21

Is there a way to extract the moment of historic leap seconds from the time-zone database that is distributed on most linux distributions? I am looking for a solution in python, but anything that works on the command line would be fine too.

My use case is to convert between gps-time (which is basically the number of seconds since the first GPS-satellite was switched on in 1980) and UTC or local time. UTC is adjusted for leap-seconds every now and then, while gps-time increases linearly. This is equivalent to converting between UTC and TAI. TAI also ignores leap-seconds, so TAI and gps-time should always evolve with the same offset. At work, we use gps-time as the time standard for synchronizing astronomical observations around the world.
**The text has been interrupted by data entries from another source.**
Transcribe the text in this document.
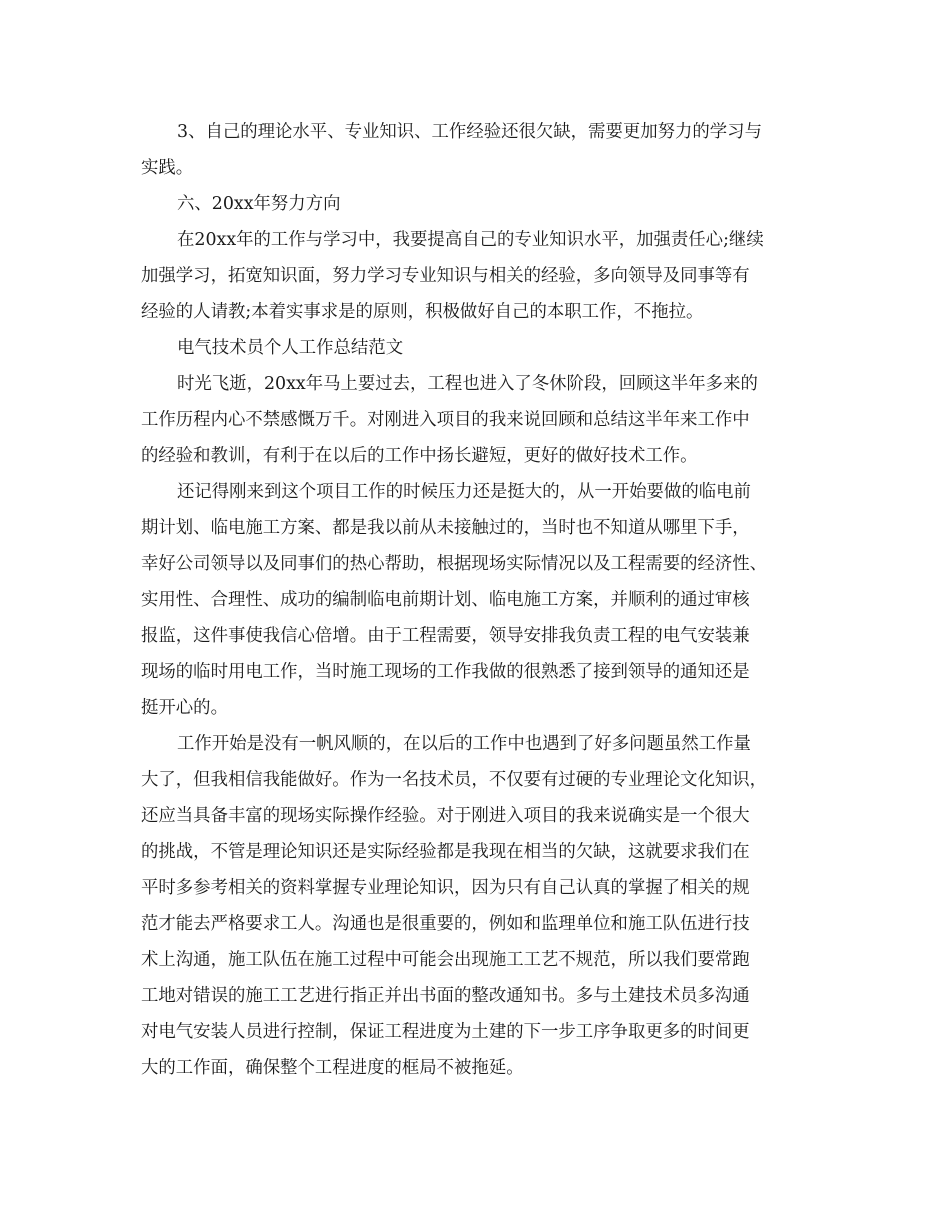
3、自己的理论水平、专业知识、工作经验还很欠缺，需要更加努力的学习与
实践。
六、20xx年努力方向
在20xx年的工作与学习中，我要提高自己的专业知识水平，加强责任心;继续
加强学习，拓宽知识面，努力学习专业知识与相关的经验，多向领导及同事等有
经验的人请教;本着实事求是的原则，积极做好自己的本职工作，不拖拉。
电气技术员个人工作总结范文
时光飞逝，20xx年马上要过去，工程也进入了冬休阶段，回顾这半年多来的
工作历程内心不禁感慨万千。对刚进入项目的我来说回顾和总结这半年来工作中
的经验和教训，有利于在以后的工作中扬长避短，更好的做好技术工作。
还记得刚来到这个项目工作的时候压力还是挺大的，从一开始要做的临电前
期计划、临电施工方案、都是我以前从未接触过的，当时也不知道从哪里下手，
幸好公司领导以及同事们的热心帮助，根据现场实际情况以及工程需要的经济性、
实用性、合理性、成功的编制临电前期计划、临电施工方案，并顺利的通过审核
报监，这件事使我信心倍增。由于工程需要，领导安排我负责工程的电气安装兼
现场的临时用电工作，当时施工现场的工作我做的很熟悉了接到领导的通知还是
挺开心的。
工作开始是没有一帆风顺的，在以后的工作中也遇到了好多问题虽然工作量
大了，但我相信我能做好。作为一名技术员，不仅要有过硬的专业理论文化知识，
还应当具备丰富的现场实际操作经验。对于刚进入项目的我来说确实是一个很大
的挑战，不管是理论知识还是实际经验都是我现在相当的欠缺，这就要求我们在
平时多参考相关的资料掌握专业理论知识，因为只有自己认真的掌握了相关的规
范才能去严格要求工人。沟通也是很重要的，例如和监理单位和施工队伍进行技
术上沟通，施工队伍在施工过程中可能会出现施工工艺不规范，所以我们要常跑
工地对错误的施工工艺进行指正并出书面的整改通知书。多与土建技术员多沟通
对电气安装人员进行控制，保证工程进度为土建的下一步工序争取更多的时间更
大的工作面，确保整个工程进度的框局不被拖延。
I have working functions that convert between gps-time and UTC, but I had to hard-code a table of leap seconds, which I get here (the file tzdata2013xx.tar.gz contains a file named leapseconds). I have to update this file by hand every few years when a new leapsecond is announced. I would prefer to get this information from the standard tzdata, which is automatically updated via system updates several times a year.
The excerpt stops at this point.